Slobodan Rajkovic: Auto-destrucción por agresividad

Su carrera ha quedado destrozada por su carácter inestable

Slobodan Rajkovic tocó el cielo al fichar por el Chelsea siendo un adolescente pero su carrera se ha estrellado a causa de su carácter inestable. Una historia dolorosa de un defensa que prometía llegar a los más alto pero se ha quedado en nada.

La agresividad es una emoción, una conducta caracterial y hasta una muestra demoniaca de la inestabilidad interior llevada a su extremo. Un sentimiento poderoso muy fugaz, violento, irracional y por ende, un obstáculo en cualquier gestión personal estable. Pero como cualquier otra muestra del comportamiento humano, se basa en una lucha entre impulsos instintivos de satisfacción inmediata y directa. Una peligrosa necesidad que anula la lógica que intenta reprimir estos actos o impulsos que, con tratamiento cognitivo, pueden ser canalizados hacia vías más constructivas. Porque pese a que todos estemos fabricados con una estructura que conserva ese comportamiento agresivo, igualmente está ligada a un aprendizaje, por lo que el modelo de conducta desde edades muy tempranas, es crucial para entender y aprender a canalizar esos impulsos.

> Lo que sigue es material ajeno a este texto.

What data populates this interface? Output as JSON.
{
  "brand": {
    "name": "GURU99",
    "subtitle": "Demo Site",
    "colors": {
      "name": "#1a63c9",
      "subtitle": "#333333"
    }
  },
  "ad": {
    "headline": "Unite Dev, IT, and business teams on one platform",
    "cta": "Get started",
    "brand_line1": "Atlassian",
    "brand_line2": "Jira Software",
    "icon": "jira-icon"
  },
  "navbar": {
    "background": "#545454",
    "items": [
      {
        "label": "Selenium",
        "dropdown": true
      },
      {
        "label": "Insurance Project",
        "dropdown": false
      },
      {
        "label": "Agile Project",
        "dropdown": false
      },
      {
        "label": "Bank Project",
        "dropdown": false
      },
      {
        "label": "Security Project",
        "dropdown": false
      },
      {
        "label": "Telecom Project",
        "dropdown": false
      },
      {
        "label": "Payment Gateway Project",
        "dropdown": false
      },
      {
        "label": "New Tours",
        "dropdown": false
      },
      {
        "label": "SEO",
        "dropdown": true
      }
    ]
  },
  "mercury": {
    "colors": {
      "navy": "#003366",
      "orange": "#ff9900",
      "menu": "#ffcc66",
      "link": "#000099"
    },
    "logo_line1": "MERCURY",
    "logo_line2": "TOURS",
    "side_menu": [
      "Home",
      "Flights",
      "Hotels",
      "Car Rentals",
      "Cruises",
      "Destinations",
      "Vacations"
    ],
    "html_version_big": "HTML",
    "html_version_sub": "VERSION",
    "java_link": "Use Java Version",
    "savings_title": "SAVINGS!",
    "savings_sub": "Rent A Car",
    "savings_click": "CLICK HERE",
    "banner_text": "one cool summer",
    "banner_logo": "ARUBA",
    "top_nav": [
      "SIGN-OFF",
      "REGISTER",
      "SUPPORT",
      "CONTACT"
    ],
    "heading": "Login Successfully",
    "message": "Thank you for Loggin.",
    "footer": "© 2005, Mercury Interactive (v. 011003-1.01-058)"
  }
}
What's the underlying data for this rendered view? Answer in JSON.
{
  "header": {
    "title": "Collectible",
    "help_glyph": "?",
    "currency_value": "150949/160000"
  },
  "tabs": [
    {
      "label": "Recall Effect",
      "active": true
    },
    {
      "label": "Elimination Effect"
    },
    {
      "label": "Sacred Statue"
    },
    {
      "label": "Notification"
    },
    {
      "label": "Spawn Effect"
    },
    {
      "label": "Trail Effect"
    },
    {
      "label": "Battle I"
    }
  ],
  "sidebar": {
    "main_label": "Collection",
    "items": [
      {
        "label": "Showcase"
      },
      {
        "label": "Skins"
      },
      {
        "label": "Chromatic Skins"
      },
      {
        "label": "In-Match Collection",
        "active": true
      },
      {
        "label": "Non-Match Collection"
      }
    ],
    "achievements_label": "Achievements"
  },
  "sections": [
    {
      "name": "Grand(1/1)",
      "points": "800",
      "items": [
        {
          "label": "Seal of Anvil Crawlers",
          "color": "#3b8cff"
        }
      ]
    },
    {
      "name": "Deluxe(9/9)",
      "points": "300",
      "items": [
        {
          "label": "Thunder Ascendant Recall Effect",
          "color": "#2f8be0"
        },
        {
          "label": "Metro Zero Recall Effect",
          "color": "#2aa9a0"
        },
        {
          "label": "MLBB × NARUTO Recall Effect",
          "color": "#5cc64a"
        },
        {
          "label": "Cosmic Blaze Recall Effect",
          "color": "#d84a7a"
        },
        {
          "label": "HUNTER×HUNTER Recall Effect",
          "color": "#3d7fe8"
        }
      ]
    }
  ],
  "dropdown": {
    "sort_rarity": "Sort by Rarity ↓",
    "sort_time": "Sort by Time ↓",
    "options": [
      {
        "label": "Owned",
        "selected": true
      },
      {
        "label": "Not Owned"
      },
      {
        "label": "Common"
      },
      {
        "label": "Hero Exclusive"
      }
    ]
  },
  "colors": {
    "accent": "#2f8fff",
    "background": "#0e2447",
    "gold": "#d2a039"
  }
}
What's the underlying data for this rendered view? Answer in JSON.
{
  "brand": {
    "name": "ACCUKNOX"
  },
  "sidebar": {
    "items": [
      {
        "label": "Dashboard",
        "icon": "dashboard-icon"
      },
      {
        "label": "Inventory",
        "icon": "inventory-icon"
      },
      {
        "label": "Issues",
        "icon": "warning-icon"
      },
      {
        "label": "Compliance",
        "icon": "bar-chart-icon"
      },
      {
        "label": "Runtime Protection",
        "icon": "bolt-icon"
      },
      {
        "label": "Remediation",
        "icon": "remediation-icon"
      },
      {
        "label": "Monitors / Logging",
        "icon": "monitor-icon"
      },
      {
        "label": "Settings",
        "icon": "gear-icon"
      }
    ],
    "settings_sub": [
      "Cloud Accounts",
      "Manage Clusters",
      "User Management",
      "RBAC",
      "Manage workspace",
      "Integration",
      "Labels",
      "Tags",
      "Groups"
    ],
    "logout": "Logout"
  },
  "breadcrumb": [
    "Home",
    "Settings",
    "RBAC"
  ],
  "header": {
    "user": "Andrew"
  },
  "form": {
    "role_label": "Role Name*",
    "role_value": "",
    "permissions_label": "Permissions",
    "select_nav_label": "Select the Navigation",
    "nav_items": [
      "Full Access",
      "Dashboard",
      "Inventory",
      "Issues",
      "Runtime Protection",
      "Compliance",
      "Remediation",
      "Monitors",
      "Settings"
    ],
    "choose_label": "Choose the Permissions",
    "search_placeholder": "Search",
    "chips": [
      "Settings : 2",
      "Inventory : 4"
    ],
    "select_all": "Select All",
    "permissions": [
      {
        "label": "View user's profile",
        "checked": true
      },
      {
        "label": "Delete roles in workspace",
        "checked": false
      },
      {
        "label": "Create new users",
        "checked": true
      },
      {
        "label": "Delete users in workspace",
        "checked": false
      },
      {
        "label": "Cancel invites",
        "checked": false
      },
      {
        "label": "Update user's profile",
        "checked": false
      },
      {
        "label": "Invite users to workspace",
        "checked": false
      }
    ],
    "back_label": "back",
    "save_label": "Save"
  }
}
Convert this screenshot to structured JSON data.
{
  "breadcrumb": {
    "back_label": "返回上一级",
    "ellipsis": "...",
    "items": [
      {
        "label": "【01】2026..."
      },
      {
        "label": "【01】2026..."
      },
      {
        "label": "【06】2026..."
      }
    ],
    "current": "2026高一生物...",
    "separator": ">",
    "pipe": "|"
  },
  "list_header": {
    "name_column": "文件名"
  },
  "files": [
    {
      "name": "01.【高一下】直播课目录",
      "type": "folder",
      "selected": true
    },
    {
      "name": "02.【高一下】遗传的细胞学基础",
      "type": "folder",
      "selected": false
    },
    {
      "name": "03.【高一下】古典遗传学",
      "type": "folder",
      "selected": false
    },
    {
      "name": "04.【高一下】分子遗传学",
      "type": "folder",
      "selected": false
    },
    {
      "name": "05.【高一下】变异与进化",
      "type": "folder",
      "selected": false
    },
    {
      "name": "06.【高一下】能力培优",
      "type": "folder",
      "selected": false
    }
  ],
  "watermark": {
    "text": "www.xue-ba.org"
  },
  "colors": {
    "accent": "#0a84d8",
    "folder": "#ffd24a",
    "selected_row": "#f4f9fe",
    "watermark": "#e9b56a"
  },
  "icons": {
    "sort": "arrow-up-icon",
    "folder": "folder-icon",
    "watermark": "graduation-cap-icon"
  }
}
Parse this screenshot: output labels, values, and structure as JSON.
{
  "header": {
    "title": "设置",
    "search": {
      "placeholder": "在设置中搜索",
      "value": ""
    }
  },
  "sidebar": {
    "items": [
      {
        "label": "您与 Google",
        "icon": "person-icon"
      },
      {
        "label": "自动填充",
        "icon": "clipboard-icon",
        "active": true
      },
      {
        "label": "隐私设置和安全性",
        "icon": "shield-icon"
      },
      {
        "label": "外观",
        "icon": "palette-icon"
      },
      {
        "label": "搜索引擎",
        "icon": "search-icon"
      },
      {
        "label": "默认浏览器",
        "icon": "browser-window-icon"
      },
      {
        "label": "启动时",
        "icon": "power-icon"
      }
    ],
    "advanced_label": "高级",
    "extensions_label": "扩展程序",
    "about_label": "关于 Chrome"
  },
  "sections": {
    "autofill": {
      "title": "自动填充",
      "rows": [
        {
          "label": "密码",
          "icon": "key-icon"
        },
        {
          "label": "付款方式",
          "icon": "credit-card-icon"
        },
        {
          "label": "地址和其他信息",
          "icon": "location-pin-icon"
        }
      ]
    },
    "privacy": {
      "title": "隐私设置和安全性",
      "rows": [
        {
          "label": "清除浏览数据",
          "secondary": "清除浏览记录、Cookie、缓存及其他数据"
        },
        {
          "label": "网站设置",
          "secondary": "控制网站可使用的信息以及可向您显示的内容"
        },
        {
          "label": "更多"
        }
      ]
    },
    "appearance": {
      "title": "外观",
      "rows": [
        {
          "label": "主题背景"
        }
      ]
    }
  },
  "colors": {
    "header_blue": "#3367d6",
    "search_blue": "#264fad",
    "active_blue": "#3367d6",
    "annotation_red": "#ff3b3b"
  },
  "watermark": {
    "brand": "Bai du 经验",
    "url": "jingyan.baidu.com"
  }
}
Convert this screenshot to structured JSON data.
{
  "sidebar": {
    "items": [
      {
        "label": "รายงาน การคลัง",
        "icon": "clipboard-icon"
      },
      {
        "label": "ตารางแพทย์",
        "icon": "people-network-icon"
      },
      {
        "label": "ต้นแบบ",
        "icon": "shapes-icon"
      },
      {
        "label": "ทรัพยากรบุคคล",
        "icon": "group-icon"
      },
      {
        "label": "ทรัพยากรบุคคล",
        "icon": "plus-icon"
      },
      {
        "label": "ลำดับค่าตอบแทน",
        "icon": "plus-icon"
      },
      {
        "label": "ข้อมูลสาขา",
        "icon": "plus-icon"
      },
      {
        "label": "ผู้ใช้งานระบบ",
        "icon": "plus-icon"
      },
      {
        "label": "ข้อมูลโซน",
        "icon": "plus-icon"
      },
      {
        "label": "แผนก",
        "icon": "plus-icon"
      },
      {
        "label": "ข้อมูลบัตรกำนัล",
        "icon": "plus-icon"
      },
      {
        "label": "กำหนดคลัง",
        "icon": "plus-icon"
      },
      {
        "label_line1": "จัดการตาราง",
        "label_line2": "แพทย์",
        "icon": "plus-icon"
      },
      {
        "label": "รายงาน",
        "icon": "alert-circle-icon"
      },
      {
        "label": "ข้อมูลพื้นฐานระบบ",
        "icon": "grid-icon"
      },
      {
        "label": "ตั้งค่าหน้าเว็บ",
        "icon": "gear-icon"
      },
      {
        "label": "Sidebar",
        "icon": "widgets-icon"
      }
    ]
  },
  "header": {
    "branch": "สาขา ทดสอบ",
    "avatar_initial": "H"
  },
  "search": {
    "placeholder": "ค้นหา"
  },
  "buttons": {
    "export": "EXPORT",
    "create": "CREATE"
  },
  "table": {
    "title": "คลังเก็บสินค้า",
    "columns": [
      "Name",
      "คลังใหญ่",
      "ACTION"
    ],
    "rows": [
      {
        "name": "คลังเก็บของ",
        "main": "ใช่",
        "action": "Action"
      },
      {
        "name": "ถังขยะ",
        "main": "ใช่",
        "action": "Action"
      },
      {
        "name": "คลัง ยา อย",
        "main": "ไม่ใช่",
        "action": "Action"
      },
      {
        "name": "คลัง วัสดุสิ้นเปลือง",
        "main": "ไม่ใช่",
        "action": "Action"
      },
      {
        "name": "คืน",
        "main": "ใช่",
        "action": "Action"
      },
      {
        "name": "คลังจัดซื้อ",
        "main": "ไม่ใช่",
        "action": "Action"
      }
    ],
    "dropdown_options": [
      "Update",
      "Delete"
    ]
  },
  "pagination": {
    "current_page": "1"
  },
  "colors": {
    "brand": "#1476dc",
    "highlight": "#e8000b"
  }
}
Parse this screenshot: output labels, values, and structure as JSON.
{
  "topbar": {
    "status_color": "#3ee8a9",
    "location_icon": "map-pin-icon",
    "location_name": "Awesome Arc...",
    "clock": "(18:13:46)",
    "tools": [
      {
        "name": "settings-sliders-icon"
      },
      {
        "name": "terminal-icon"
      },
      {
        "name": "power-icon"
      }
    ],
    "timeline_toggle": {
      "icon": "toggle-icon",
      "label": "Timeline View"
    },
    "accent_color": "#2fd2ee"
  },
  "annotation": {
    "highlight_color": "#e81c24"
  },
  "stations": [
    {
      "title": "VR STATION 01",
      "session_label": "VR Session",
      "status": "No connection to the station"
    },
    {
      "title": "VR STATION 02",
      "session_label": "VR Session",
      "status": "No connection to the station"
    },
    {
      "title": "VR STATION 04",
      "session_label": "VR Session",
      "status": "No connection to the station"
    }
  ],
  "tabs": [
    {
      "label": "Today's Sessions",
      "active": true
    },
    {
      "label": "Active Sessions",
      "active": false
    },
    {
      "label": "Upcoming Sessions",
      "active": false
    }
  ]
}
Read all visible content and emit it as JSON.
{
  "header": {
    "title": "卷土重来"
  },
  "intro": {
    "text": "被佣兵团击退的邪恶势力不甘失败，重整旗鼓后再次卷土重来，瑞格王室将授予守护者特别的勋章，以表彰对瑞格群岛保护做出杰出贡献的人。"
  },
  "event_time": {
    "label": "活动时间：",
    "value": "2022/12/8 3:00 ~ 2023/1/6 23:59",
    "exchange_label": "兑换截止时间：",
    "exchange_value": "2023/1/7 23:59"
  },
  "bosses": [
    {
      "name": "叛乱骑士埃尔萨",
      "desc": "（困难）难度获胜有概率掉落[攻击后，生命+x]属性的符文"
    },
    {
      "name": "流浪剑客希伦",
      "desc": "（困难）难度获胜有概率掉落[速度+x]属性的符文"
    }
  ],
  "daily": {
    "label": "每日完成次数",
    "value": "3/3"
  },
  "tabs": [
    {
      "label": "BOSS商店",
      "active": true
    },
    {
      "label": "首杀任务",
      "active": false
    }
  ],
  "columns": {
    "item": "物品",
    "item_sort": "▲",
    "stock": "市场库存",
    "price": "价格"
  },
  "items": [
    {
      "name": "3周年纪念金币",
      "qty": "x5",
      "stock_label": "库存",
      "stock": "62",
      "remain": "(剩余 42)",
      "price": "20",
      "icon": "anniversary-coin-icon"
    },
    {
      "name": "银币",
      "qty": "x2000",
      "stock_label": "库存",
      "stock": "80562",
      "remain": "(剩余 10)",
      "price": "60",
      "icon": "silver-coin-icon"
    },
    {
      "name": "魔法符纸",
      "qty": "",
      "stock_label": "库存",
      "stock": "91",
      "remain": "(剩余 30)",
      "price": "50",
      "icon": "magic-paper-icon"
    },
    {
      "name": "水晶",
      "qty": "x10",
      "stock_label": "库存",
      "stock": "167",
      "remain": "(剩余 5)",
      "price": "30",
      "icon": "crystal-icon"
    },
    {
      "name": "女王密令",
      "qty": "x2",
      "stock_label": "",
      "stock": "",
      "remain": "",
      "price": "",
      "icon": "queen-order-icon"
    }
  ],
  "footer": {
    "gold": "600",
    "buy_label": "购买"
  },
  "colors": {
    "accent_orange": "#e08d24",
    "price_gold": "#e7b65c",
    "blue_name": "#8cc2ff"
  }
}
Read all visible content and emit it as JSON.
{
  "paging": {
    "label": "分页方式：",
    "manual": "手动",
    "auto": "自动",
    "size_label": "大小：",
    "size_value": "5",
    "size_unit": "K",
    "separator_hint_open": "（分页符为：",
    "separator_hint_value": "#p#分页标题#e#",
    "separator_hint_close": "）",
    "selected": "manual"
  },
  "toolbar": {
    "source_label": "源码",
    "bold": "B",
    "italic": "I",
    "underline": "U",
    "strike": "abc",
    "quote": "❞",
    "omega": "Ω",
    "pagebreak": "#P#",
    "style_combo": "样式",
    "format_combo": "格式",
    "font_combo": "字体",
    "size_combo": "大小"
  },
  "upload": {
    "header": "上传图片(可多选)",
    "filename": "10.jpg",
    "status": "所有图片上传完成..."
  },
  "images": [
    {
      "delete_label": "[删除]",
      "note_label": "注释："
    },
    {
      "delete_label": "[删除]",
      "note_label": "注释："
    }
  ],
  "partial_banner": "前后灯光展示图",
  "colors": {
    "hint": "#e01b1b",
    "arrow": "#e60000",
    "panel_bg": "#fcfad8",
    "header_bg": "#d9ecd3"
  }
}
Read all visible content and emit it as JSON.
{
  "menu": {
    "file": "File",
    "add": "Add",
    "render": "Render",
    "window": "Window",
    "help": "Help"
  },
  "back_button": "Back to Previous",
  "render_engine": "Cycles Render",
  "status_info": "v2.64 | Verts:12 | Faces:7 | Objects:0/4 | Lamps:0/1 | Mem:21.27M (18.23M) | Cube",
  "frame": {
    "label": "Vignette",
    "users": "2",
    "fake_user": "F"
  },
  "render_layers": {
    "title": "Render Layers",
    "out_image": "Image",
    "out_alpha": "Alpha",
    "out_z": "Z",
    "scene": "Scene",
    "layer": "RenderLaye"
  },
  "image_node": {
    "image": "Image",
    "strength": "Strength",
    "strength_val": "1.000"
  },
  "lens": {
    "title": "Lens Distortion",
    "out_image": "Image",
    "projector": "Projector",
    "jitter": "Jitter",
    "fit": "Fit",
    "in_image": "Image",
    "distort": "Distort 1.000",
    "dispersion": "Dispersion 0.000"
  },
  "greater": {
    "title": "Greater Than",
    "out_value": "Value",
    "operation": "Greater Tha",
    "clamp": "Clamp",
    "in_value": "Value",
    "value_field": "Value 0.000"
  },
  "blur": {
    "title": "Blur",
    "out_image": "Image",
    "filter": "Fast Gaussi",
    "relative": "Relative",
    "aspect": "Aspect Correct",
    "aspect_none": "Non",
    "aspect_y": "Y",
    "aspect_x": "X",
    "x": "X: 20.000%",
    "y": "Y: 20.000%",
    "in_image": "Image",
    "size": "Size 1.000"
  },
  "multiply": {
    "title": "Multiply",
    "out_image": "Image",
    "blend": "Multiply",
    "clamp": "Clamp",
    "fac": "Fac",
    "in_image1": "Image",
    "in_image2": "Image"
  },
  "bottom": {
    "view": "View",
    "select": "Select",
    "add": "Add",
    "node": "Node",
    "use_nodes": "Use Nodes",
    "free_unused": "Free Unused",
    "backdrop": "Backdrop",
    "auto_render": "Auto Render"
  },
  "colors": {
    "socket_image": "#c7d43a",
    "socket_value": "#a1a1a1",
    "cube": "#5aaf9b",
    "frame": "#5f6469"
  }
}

El componente básico de mayor incidencia sobre la conducta agresiva, habla de lo meramente social de nuestra persona en un contexto. Nuestro rango, nuestro ego, nuestras metas y, desde luego, el fracaso y la frustración que multiplican la inestabilidad emocional. Sin embargo, si existe respuesta agresiva sólo difiera en una pérdida de confianza en los demás, apatía, depresión, enfermedades psicosomáticas o, en casos graves, problemas con la justicia. En el fútbol como en la vida, la auto-gestión acertada de la agresividad es la perfecta armonía entre la solidez-energía y el profesionalismo. El reconocimiento de la propia agresividad puede costar excesivo trabajo, ya que es inaceptable socialmente expresar sentimientos de ira o enfado. Un paso, el de frenar los instintos primarios en post de un fin más constructivo, que por desgracia, jamás ha sabido dominar sobre el césped Slobodan Rajkovic. Una víctima de su propia cualidad. Una víctima de su agresividad.

El central serbio más polémico, aguerrido, violento e incontrolable que haya podido ver el fútbol de primer nivel en los últimos años, no tiene ni tan siquiera una fama mundial, algo que por sus principales bazas en este deporte, le ayuda a salir más indemne de sus constantes salidas de tono. Fornido, más de 1.90 de altura, corpulento, un físico estupendo para ser uno de los mejores defensores del continente y una carrera que apuntaba al máximo, siempre que evitara caer en la majadería de sus actos más furibundos. Criado en Belgrado, alcanzando la profesionalidad con apenas 15 años en el OFK Belgrado y traspasado como joven promesa un año más tarde al mismísimo Chelsea, los 5.8 millones de libras de la operación, lo convirtieron en el traspaso más caro de la historia por un joven que aún no era mayor de edad. Enormes perspectivas que crecían más si cabe gracias a la gran Eurocopa Sub 21 de 2007 donde la Serbia de Kolarov, Jankovic, Basta o Ivanovic, fue finalista (Rajkovic no era aún mayor de edad y jugaba con chicos de 21 años, convirtiéndose en el más joven de la historia en participar en ese torneo).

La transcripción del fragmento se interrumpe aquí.